Ronald Reagan did not create these feelings. He did not simply play upon our emotions with his skills as an actor and make us believe in a fairy tale. Instead, like Glenda in “The Wizard of Oz” explaining to Dorothy that the power to return home was there with her all along, President Reagan demonstrated to us that we did have a nation in which we could believe. Pride and love of country were instilled in all of us. We were, each individual, suddenly and acutely aware of the stature, magnanimity, and greatness our beloved America held and offered to the world.

When an American stops and observes, they still can see this awesome depth of national character. They see people risking everything, their lives, the security of their homes, many times even the very survival of themselves and their families, to come and live a life of freedom, joy, and hope that only the U.S. can give.

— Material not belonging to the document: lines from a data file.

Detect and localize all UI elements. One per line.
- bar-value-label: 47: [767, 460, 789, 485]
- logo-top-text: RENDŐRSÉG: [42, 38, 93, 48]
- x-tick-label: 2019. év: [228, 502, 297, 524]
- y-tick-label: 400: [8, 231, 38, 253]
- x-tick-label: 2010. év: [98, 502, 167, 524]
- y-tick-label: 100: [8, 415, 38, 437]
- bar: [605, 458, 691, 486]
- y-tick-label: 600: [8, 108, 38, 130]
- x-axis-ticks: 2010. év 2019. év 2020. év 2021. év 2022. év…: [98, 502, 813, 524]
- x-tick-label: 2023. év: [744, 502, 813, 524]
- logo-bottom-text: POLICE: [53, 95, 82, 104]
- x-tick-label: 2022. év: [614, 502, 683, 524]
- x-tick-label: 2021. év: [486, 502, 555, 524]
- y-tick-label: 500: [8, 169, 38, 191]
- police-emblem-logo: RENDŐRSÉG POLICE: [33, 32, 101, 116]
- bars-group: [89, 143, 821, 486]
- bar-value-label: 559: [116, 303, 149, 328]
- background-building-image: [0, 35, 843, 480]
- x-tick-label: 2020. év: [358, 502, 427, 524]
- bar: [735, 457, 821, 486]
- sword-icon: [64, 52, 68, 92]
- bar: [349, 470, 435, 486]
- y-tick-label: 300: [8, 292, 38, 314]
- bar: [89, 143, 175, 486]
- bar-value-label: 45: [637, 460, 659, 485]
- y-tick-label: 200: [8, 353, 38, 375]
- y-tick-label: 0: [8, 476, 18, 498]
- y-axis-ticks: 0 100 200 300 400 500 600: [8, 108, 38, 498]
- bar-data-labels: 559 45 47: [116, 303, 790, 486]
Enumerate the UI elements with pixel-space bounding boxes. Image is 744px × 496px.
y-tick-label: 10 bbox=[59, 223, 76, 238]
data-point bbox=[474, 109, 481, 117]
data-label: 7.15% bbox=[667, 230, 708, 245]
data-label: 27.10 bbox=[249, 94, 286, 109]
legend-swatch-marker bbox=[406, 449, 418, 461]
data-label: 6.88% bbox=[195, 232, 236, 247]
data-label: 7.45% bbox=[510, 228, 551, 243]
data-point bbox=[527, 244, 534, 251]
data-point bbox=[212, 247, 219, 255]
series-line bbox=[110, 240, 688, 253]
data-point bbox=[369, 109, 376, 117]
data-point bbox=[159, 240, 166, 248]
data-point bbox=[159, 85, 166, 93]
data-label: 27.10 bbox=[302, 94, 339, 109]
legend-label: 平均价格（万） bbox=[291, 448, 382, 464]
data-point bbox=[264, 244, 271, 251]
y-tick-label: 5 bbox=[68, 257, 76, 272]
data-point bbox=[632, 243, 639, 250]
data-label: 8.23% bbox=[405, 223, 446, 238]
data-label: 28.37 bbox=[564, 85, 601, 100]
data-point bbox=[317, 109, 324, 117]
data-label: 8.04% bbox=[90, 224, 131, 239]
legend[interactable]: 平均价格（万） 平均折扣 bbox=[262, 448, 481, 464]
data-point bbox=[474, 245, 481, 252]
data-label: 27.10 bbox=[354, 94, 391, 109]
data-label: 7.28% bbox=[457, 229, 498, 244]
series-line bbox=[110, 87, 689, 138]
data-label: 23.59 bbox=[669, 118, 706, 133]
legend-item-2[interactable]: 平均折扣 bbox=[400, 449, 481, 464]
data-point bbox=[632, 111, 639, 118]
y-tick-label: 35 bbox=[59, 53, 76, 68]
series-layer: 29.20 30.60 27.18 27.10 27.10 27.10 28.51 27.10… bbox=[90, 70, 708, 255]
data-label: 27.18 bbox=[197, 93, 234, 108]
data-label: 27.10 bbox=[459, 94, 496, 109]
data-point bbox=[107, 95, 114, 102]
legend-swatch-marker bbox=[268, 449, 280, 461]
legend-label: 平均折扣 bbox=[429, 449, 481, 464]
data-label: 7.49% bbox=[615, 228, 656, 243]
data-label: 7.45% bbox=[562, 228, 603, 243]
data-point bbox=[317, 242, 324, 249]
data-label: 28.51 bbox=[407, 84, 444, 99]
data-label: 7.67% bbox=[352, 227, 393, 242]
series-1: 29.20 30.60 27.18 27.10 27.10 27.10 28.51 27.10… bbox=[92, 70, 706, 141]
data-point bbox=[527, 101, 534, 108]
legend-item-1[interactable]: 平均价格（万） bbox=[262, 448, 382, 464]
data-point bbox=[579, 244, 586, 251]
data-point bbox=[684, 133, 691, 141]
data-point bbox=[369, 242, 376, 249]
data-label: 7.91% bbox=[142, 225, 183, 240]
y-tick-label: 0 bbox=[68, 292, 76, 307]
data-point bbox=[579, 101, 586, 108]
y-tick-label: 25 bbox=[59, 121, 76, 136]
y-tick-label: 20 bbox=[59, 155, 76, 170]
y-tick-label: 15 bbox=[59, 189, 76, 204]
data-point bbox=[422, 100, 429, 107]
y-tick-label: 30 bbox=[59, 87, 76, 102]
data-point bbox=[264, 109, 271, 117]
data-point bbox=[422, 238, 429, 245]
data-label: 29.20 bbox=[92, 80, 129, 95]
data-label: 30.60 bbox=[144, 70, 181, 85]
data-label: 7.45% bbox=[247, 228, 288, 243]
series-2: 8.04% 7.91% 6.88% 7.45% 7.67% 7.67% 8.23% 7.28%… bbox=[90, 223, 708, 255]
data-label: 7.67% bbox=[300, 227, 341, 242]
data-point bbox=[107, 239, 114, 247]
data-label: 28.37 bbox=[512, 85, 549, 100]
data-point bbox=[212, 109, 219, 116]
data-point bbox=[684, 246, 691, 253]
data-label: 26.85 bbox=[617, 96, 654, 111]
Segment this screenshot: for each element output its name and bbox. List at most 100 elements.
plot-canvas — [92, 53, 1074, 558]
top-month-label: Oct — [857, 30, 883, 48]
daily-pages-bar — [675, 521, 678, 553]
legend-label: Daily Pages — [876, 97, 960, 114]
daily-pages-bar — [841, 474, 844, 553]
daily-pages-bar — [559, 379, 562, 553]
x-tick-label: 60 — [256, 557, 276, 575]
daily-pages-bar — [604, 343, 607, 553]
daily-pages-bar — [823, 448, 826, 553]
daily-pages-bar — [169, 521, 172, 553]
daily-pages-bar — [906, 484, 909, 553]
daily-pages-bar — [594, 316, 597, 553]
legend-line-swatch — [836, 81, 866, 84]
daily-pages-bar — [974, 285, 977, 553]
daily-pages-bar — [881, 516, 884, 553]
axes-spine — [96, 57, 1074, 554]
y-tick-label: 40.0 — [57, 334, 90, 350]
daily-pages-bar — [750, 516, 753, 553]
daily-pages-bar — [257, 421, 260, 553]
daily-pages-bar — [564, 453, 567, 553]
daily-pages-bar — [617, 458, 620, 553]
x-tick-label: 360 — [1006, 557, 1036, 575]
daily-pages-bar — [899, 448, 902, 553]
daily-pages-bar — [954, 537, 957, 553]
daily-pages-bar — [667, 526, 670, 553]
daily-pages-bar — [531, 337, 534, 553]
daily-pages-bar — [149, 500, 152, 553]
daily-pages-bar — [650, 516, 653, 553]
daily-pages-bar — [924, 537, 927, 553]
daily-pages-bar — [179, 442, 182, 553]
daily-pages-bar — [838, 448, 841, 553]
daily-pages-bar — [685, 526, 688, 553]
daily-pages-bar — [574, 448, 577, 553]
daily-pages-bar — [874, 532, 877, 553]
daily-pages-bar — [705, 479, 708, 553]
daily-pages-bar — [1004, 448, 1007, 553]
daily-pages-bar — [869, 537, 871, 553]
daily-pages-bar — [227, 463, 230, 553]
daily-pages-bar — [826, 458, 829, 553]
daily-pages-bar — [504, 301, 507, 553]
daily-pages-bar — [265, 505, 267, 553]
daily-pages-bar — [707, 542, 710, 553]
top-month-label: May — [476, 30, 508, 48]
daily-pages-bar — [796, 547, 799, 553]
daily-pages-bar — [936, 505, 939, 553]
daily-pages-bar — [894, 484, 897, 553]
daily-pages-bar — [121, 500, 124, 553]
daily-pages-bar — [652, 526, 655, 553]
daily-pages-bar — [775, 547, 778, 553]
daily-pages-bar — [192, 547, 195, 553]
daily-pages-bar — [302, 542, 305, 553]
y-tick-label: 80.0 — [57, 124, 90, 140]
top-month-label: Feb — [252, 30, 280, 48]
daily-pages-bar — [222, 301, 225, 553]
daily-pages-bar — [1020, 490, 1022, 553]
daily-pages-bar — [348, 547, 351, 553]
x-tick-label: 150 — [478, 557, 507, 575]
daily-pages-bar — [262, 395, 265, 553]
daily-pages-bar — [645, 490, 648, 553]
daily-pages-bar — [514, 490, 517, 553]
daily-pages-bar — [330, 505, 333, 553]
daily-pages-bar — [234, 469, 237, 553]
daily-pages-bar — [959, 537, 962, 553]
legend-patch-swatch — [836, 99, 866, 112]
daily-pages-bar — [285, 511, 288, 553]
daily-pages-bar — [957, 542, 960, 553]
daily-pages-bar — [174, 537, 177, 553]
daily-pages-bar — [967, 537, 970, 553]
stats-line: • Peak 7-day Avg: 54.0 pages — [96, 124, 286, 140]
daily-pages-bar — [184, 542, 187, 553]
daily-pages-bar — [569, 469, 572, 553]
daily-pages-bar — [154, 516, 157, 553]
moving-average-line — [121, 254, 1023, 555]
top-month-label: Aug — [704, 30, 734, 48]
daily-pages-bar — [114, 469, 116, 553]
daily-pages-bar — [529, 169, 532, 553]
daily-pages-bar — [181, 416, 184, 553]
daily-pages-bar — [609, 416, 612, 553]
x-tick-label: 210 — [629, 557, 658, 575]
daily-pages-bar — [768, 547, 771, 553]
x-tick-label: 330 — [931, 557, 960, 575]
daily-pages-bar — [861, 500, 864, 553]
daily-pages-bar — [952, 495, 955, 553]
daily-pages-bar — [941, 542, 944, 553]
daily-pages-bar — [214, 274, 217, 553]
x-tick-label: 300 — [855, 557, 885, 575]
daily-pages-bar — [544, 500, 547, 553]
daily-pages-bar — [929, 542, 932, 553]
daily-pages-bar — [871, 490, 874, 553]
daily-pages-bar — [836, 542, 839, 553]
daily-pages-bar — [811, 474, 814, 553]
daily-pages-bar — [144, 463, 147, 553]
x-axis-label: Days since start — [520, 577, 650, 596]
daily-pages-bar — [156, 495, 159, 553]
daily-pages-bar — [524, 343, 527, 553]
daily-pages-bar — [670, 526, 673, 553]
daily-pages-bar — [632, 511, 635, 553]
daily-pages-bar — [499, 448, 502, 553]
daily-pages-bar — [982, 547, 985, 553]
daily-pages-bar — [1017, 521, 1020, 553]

Last November, we elected a new president. It was stated by a few that this was the end of the Reagan era and the beginning of a new one. This new era, if the short history of this new president can be any type of guide, is completely divergent from the previous. President Obama holds that America is broken and in need of repair. This, in fact, is the very reasoning he lists as the cause of Ronald Reagan’s popularity. He has stated that Reagan in some manner took advantage of or capitalized upon the discontent of Americans. True, there was discontentment and anger in 1980. The anger was centralized and rightly aimed at the Carter administration. This does not, however, paint an accurate picture of the reasons America so loved, and continues to reflect pridefully at, President Reagan. It is also not the reason people even now, nearly 30 years after he was first elected, rate him as not only the best president of our time, but 2nd only to Abraham Lincoln in our nation’s history. It’s not what Reagan stood against or saw wrong, but what he stood for and saw as good, right, and blessed by God.

Ronald Reagan understood that being a leader is not seeing what’s wrong and hoping to change it. It’s finding what is right and expounding upon it. We would not raise a child simply by correcting their errors and punishing them when they make a mistake. We do that only when absolutely necessary. What we do, instinctively, is tell them what is right. We praise them when they succeed. Similarly, Reagan saw past the despair and international brow beating of the United States.

He saw a nation who wanted to give to the world. He saw the true Spirit of America. He did not say that America was broken, as it was not. He pointed us out to each other and to the world. In 1973, in the beginning stages of his rise to national prominence, he said, “…the one thing we must be on guard against is thinking that…the system has failed. The system has not failed. Some human beings have failed the system.” Time and again he showed with great emotion the love of his nation and its people. Ronald Reagan did not lead by getting us to believe that we were the cause of the problems and he was the solution. He showed us the opposite. We were the solution.

A true leadership role also requires not governing by the ever-changing whim of individuals, but by knowing what is right and never compromising these principles. Reagan raised the ire of many, both locally and internationally. However, the people of the United States always knew that he loved his country. They saw his belief that this country was wonderful, and knew his only goal was to extend its grandeur.

So to all, I say the Reagan era is not over. This country will weather the new administration with barely a scratch. Our values will not be forgotten or overlooked. We will find another leader who espouses our own heartfelt feelings towards this, our greatest nation in the world. Then will we reemerge strong, with conviction, and undeterred.